Harvey for Word: Managing Playbooks
Learn the components of a playbook, how Harvey applies them during review, and best practices for creating effective playbooks.
Last updated: Oct 8, 2025
Overview
Using Playbooks in Word streamlines contract review by analyzing documents against customized playbooks that reflect your company’s established positions. Harvey Playbooks allow you to apply consistent legal and business standards when reviewing contracts. Each playbook is built on a set of rules that define what is acceptable, needs review, or is unacceptable.
As a Playbook manager you will be able to upload, edit, publish and manage visibility of the playbooks for your workspace.
How Playbooks Work
When you create a playbook in Harvey, you’ll define rules based on your contract or an existing playbook. Each rule instructs Harvey on how to evaluate a clause—or the contract as a whole—for adherence. Every rule consists of three customizable components:
- Positions — Define standard, fall back, and unacceptable positions
- Guidance — Provide instructions, contextual notes, or strategic advice for team members who use the playbook
- Required clauses — Decide if the rule requires a clause is found in the contract
Positions
Each rule in a playbook can contain up to three types of positions.
A standard position may be specific clause language or a general rule. It's important to determine which applies—whether the standard position requires the exact clause in the contract or just adherence to general concepts.

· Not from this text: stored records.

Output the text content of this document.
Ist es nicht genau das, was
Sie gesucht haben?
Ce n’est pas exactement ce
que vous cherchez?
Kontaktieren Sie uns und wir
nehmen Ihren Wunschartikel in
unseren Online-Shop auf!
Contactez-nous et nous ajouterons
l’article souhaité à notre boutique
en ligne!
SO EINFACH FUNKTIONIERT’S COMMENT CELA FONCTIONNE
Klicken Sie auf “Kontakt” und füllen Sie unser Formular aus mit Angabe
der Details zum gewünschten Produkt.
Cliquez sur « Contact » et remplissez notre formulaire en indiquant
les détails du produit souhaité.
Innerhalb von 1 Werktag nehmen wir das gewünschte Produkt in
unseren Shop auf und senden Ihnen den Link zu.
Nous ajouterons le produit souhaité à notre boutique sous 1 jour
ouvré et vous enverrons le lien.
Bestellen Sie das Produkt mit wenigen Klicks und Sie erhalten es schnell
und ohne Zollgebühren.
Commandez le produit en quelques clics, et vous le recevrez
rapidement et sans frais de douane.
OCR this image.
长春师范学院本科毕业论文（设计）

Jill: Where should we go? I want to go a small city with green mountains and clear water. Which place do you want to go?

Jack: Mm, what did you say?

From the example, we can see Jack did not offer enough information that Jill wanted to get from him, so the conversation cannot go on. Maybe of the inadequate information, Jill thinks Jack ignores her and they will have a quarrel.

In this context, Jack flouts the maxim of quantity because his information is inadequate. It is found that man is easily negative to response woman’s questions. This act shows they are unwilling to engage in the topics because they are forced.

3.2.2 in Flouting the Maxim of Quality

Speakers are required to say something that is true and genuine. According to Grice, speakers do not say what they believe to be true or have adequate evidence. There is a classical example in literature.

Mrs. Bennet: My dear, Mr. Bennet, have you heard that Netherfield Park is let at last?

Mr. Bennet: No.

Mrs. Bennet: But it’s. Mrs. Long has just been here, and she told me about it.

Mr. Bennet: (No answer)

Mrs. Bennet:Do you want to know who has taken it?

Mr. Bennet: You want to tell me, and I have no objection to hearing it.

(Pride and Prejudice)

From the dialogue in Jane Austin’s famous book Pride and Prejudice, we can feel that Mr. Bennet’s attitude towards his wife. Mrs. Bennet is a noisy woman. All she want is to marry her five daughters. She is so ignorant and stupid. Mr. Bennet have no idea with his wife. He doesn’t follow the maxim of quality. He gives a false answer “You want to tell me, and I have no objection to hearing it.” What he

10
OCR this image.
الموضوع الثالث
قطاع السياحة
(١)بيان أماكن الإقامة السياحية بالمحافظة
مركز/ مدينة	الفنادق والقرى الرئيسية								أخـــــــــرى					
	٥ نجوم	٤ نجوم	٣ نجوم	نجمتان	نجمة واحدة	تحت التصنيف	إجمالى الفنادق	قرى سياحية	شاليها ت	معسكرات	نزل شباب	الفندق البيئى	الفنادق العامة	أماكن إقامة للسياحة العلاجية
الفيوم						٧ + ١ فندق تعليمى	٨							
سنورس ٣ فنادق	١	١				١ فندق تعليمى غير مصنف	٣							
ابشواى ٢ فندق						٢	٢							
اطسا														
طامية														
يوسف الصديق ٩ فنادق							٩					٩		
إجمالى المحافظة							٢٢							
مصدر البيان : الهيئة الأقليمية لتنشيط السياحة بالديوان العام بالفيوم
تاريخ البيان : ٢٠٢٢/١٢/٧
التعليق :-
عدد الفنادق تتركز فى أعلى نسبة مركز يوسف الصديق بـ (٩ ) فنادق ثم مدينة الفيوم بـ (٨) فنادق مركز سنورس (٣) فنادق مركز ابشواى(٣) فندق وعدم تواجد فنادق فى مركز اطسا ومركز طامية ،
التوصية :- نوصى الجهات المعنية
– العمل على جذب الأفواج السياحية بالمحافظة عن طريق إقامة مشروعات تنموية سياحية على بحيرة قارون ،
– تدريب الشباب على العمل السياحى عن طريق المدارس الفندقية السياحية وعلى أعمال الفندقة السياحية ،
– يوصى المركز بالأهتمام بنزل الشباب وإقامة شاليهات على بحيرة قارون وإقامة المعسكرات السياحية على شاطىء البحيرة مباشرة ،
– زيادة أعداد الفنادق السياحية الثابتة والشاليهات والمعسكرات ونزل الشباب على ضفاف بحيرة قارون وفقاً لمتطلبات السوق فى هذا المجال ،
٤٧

If you don’t have or need to establish a standard, preferred position, but want to flag dealbreakers or areas for team member review, you can skip defining a standard position. This setup is useful when the company doesn’t have a single “ideal” stance but still wants to ensure high-risk or discretionary issues don’t slip through unnoticed.
Guidance
Input guidance for team members to aid their review of a contract using the playbook in Word. Include contextual notes, commentary, or strategic advice on how to interpret clauses, understand intent, or navigate negotiations. Note, this is not information that the model will use to evaluate, but rather context meant to support team members during review.
- For example, “Push for 30 days, but if counterparty insists on 45 days, accept only with VP approval.”
Required Clause
Tip: Want to ensure a clause is excluded? You have two options:
- Define your standard position as “Agreement does not include [X],”
- Create a rule with only an unacceptable deviation (e.g., “Agreement contains a non-compete clause”) and leave the required clause checkbox unchecked.
How Harvey Reviews Contracts
Harvey applies playbook rules in a structured, lawyer-like order:
- Check for Unacceptable Deviations first. If a red flag appears, the clause is unacceptable.
- If no red flags:
- Matches the standard position → Acceptable
- Matches a fallback → Needs Review
- Matches neither → Unacceptable
Helpful to note: Harvey can interpret redlines and comments.
How to Upload an Existing Playbook
Note: Only Playbook managers and creators can perform these steps.
- In Harvey, go to Settings → Playbooks.
- Upload the desired playbook.
- Harvey will extract your standard position, fallback positions, unacceptable deviations, or guidance notes from your existing playbook. We recommend that you review the conversions to ensure they accurately reflect your company's positions. You can edit or add these rules directly in the editor if needed.
- Click Save.
- To make playbooks visible to users, click Share to grant access to specific individuals or your entire workspace.
Making Edits to a Playbook from Word
You can edit a playbook two ways:
- From Settings, select the Playbook and click the rule in which you wish to edit (as described above in Step 3).
- When in Harvey for Word viewing a clause, click View playbook rule and Edit rule.
View and Restore Playbook Versions
- Go to Settings > Playbooks.
- Open a playbook.
- Click the version history from the top menu. From here, you can choose to restore or compare versions.
Tips for Effective Playbooks
- Use a decision-tree mental model: Write rules so Harvey can follow clear yes/no paths.
- Chunk wisely: Combine related conditions into comprehensive rules, or split into smaller rules if you want finer control.
- Be clear and direct: Use positive/negative language that leaves no ambiguity.
- Spell out synonyms: Don’t assume “agents” = “representatives.” List both.
- Decide on lists: Clarify whether a list is exhaustive or illustrative.
- Use verbatim language when needed: Write the exact text into the rule if Harvey must require specific phrasing. For example, “The Agreement must include: [insert text]”). This anchors Harvey to verbatim phrasing.
- Distinguish global vs. local rules:
- Local rule: Applies to one clause (e.g., “Tenant may assign lease to affiliate without consent”).
- Global rule: Applies across the contract (e.g., “No provision may give Landlord sole discretion”).
View Playbook Samples
Sample MSA, NDA, and Commercial contract playbooks are available in your Harvey workspace.
- In Harvey, go to Settings > Playbooks
- Above the table of playbooks, locate the tabs that organize them and select Harvey.